My friend does something similar with mplayer to record Car Talk every week.

Thanks much. I’ll work on that. I like Emma’s version of Monaghan Jig better than the weak abc transcription of Mary Bergin’s version I have. So, I’ll get her playing onto a slow downer and transcribe it.
Tony

What I like about it is that for large downloads, you can use VLC to play the partially downloaded file sections ( .part file type/format) of a media file before it’s fully downloaded.

BTW, if you use Firefox and want to download flash videos (.flv file type, which can be opened with VLC), or other media files hidden or embedded within a webpage, install the extension Downloadhelper to Firefox.

With that, you could, for example, download that Emma Sweeney Flash vid straight off the webpage just by clicking on DLHelper’s revolving icon at the top of your browser.

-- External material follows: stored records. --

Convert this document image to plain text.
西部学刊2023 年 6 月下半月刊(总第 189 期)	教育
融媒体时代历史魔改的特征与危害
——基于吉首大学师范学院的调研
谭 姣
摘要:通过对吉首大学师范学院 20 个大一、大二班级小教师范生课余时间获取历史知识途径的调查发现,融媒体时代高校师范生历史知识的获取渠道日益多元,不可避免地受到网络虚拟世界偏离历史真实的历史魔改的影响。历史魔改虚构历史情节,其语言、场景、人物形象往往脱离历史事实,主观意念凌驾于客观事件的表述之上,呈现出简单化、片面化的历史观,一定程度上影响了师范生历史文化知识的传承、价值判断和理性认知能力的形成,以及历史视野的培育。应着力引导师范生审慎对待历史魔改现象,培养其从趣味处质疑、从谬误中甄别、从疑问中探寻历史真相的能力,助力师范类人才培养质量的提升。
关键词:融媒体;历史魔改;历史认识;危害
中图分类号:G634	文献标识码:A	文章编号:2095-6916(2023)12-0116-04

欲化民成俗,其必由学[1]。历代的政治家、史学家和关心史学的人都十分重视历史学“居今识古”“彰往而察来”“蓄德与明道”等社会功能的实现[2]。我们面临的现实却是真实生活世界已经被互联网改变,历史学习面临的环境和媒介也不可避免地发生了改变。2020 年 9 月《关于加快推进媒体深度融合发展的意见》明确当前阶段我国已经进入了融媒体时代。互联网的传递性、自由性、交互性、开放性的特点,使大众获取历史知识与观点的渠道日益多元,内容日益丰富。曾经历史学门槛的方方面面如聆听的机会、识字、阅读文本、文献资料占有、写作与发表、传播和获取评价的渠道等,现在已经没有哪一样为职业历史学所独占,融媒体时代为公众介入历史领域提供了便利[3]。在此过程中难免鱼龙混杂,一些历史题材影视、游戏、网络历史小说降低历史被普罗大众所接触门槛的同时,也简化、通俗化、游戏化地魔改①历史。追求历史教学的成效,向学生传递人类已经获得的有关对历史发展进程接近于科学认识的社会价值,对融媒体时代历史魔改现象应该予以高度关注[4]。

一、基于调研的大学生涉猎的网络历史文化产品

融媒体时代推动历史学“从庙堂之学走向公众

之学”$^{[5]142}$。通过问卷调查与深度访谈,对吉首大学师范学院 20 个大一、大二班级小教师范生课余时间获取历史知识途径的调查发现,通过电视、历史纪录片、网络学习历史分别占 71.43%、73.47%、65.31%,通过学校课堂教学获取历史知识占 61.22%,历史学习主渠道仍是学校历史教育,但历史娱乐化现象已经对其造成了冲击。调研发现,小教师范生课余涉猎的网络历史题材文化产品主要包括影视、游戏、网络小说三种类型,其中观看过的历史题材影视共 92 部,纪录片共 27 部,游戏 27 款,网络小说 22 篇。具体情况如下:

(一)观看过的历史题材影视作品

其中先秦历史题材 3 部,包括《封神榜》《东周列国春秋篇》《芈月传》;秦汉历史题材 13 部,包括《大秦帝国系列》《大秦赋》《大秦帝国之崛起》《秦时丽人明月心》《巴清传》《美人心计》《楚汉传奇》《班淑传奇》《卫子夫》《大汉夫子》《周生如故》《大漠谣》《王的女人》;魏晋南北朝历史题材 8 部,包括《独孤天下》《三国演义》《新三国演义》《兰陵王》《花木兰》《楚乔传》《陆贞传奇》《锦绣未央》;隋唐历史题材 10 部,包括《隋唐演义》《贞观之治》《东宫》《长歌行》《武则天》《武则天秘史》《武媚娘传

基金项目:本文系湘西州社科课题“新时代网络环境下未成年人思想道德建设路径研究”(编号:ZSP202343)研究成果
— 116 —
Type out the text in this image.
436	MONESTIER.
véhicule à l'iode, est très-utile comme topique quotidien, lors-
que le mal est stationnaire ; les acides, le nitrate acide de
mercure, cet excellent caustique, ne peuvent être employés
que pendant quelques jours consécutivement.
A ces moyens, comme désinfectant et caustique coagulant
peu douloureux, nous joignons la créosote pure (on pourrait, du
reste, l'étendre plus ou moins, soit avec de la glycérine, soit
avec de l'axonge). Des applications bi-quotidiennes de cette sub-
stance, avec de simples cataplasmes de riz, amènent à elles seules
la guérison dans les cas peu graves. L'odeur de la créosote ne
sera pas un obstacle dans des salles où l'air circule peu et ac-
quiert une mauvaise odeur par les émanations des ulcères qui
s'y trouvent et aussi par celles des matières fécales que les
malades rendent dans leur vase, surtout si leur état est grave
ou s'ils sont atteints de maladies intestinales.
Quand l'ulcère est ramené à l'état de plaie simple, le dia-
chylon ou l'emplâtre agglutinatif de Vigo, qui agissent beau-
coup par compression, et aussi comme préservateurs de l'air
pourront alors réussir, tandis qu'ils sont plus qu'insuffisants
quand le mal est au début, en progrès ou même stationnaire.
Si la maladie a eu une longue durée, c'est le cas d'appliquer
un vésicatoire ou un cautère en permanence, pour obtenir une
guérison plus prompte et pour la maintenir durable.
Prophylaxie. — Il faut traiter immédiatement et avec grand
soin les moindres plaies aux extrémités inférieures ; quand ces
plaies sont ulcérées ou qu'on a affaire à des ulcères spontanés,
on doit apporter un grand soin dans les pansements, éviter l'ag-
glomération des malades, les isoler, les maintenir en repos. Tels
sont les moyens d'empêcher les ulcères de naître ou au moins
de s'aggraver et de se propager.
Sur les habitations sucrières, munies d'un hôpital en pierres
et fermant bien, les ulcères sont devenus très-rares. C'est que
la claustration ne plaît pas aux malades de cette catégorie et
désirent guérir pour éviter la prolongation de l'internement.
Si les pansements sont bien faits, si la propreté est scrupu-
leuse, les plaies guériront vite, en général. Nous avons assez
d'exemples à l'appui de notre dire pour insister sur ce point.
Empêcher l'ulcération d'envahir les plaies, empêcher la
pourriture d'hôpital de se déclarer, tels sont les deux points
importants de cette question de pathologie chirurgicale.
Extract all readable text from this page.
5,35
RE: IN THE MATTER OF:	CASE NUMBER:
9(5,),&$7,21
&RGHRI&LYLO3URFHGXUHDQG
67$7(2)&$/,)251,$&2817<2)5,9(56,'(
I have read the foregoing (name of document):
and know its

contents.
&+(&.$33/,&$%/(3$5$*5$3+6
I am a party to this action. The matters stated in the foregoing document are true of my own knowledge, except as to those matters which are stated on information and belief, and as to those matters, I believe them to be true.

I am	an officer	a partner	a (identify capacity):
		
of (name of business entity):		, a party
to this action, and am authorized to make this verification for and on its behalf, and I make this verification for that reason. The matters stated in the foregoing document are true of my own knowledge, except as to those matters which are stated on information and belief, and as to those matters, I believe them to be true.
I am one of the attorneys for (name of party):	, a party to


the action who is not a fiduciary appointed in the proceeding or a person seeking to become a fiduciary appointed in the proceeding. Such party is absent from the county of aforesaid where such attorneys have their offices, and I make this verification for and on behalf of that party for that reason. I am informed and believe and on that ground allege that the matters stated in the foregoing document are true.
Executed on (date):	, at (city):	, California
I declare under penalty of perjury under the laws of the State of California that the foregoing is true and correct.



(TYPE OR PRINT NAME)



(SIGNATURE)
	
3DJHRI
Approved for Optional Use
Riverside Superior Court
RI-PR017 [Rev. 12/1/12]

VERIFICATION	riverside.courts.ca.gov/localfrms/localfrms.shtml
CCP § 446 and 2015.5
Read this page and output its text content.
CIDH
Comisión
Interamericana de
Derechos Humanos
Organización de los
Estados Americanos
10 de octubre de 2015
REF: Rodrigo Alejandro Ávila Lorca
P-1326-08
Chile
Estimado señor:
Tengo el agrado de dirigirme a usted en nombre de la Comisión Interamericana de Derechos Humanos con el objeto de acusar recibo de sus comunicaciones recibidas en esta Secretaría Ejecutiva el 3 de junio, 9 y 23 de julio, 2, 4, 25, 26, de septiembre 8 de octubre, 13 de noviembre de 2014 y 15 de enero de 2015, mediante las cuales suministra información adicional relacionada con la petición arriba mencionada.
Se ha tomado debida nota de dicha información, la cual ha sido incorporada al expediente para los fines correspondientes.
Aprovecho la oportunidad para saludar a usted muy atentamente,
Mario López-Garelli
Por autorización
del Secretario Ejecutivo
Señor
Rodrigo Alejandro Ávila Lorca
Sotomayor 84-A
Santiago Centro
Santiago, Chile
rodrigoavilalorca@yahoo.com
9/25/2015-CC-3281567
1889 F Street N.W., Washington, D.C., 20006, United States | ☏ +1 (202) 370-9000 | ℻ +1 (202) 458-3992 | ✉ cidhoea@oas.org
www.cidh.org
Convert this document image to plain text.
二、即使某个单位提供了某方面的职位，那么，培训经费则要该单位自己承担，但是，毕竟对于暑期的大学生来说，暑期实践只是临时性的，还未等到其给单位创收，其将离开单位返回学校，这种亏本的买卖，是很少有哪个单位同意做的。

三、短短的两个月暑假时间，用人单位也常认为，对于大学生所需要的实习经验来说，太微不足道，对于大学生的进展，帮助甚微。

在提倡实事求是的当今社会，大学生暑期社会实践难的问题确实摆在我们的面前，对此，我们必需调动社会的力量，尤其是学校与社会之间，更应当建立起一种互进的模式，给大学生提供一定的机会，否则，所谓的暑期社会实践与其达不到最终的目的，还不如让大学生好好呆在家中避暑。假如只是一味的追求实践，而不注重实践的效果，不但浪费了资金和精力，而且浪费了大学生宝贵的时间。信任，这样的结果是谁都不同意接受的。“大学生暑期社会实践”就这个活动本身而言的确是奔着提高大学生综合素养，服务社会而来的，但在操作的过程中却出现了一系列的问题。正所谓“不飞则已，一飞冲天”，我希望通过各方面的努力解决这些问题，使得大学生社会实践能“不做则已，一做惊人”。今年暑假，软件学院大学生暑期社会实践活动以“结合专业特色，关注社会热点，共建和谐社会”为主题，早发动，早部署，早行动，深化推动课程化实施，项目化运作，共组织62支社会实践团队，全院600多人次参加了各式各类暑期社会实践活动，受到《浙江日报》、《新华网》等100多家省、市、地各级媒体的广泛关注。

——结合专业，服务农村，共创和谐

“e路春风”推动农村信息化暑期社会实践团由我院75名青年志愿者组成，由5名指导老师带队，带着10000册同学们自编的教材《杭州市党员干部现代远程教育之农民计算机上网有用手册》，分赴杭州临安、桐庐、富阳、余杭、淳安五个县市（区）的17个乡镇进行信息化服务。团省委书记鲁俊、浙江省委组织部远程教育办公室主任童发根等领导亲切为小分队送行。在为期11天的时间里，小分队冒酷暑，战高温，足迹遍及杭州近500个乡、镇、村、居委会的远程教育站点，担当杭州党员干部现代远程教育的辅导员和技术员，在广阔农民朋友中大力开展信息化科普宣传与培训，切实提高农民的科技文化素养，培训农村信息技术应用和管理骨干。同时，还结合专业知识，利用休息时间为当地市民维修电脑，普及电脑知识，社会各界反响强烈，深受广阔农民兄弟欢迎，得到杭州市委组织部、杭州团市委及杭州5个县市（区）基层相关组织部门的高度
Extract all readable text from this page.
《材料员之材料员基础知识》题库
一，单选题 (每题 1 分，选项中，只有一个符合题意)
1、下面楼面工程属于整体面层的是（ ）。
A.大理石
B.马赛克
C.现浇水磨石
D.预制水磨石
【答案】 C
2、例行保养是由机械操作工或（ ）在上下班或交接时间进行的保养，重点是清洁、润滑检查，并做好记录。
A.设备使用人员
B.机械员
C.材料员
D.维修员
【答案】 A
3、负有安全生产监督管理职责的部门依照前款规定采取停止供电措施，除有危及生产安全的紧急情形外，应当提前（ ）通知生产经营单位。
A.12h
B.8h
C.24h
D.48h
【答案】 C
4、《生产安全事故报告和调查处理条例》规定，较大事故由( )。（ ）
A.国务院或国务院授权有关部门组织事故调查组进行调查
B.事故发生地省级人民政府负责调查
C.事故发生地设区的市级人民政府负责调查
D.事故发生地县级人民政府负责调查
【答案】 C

Nice, I didn’t know you could do all this with VLC. The only thing I used it for was playing formats or codecs Windows Media Player didn’t recognize. Guess I’ll be using VLC more often now :slight_smile: Thanks for sharing

I would be interested in that transcription when it’s finished. I have the ABC version which is NOT as close to Mary’s version as it would have you believe. I heard Emma’s version the other day and I really like it.

Once the mp3 is playing in the browser plug-in, why don’t you just select “save page” which will give you the mp3 file to save on your machine.

That works too. First time I found this page, it was unsavable and in Real player format, unless I’ve gone crazy. I bookmarked and thought “I’ve got to figure out how to grab that; this is frustrating.”

I don’t recall the creative commons listing or it being in unencrypted MP3 format. I think that some time over the past year, somebody in comhaltas won an argument about DRM-free content, and they decided to let everyone do what only the crafty used to be able to do.